Ирина Бирна (одесситка, проживающая в Германии, но после начала войны приехавшая в родной город) опубликовала на своём сайте серию статей под общим подзаголовком "Путевые заметки военного времени". В одной из них, написанной в мае-июле,
"Вид на Одессу и обратно" коснулась вопроса дерусификации украинской топонимики вообще, и от элементов российского искусства в частности. Полностью текст как всегда по ссылке, а здесь отрывок, касающийся русской литературы.∗ ∗ ∗Московитская классическая литература доставляла и продолжает доставлять зубную боль московитской интеллигенции. По одной простой причине: имперская политика превратила литературу - как и искусство вообще - в самый мощный инструмент поддержания имперских традиций подавления любых проявлений свободы. Именно средствами великой русской литературы вели и цари, и коммунисты политику ассимиляции, именно её - литературы - руками уничтожали национальные культуры народов, заключённых в гигантскую имперскую тюрьму. Вот, например, что пишет А. Etkind: "In the long run, Russian literature proved to be an extremely successful instrument of cultural hegemony. With its classics, heretics, and critics, it conquered more Russians, non-Russians, and Russians enemies than any other imperial endeavour. Standardizing the language, creating a common pool of meanings, and integrating its multiethnic readership on an enormous scale, this literature was a great asset. […] Thus, the Empire collapsed, but the literature outlived it"*. Здесь не за литературу. Здесь как раз за то, от чего решило избавиться украинское правительство - от воздействия на нас "чрезвычайно успешного инструмента культурной гегемонии". Почувствовали разницу? Не от литературы Украина избавляется дерусификацией. От инструмента гегемонии.

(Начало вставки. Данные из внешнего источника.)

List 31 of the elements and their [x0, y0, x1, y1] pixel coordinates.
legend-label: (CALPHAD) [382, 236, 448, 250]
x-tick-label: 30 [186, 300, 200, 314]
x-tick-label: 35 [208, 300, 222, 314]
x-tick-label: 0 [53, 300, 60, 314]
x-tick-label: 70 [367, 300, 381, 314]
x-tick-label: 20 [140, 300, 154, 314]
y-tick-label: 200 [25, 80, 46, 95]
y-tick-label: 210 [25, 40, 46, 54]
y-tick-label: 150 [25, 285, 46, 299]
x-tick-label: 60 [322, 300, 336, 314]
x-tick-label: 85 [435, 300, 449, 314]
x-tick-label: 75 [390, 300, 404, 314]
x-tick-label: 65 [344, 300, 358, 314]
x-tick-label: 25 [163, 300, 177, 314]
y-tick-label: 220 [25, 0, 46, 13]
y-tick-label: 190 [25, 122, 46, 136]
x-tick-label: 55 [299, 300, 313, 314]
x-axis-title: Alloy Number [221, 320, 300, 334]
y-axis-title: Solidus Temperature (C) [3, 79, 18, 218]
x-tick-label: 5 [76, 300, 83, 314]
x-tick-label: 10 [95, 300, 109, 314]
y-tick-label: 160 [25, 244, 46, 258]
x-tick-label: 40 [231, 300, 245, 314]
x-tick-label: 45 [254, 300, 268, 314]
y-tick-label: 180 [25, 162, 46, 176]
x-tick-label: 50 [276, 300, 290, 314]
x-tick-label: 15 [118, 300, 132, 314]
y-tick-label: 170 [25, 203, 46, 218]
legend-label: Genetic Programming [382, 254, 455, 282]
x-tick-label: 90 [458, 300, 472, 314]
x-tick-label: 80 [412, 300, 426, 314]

Мы так воспитаны. Вернее - выдрессированы. Мы - единственный народ в мире, который уверен, что литература чему-то учит, куда-то зовёт и чего-то там указывает. Что назначение писателя - глаголом жечь сердца людей. Что чтение "нужных книг" обеспечит воспитание порядочных людей, борцов за что-то там. Дрессура эта постоянно заводит нас в когнитивно-гуманистический тупик, выход из которого, предлагаемый той же самой литературой, расположен на входе - мы топчемся вот уже два столетия вокруг одного и того же столба, уверенные, что именно он и есть единственный и незаменимый источник света. Мы смотрим на мир через призму великой литературы, а видим всё какие-то свиные рыла вместо лиц: путина, лаврова, бурятских мамаш, мечтающих, чтобы их сыновья погибли в Украине, баталовых, кобзонов с терешковыми, более трёхсот тысяч мужиков, уже задействованных в бойне на украинских полях. И мы гоним от себя мысль, что ВСЕ - понимаете ли? - ВСЕ они выросли из этой литературы! Не понимаете или не хотите понять: нет среди них ни одного, кто в детстве не учил бы наизусть: "Татьяна, милая Татьяна, перед тобой я слезы лью […]", кто бы не знал за непротивление Толстого или за красоту, которая спасёт мир. И это знание нисколько не мешает им взять в руки калашников и устроить Бучу. Гостомель… Ирпень… Приказы насиловать украинских женщин и девочек, убивать прохожих и проезжих мирных жителей, бомбардировать клиники, монастыри и детские сады отдают офицеры - люди с высшим образованием. Начитанные. Культурные. Да что тут говорить! - вот вам пиотровский - самое культурное и начитанное, что сегодня может предложить миру московия - самим целыми Эрмитажем управляет! Чего ж вам боле?! А послушайте, что говорит, как массовые убийства и изнасилования оправдывает: "С одной стороны, война это кровь и убийство, а с другой - самоутверждение людей, самоутверждение нации. Каждый человек хочет самоутвердиться. И в своей позиции по отношению к войне несомненно самоутверждается. Ну и мы все воспитаны все-таки в имперской традиции […]". Видите, как все просто для носителя русской культуры, выпестованного Пушкинской речью, Пьером Безуховым и слезинкой ребёнка. И негативный отбор коммунистов здесь совершенно ни причём: меньшиковы, суворовы, паскевичи и прочая высшая знать московии, лучшие ее люди, творили зверства, ничем ни Буче, ни Мариуполю, ни Гостомелю не уступающие, а иные - воспевали эти зверства в стихах, прозе, музыке, на сценах и полотнах.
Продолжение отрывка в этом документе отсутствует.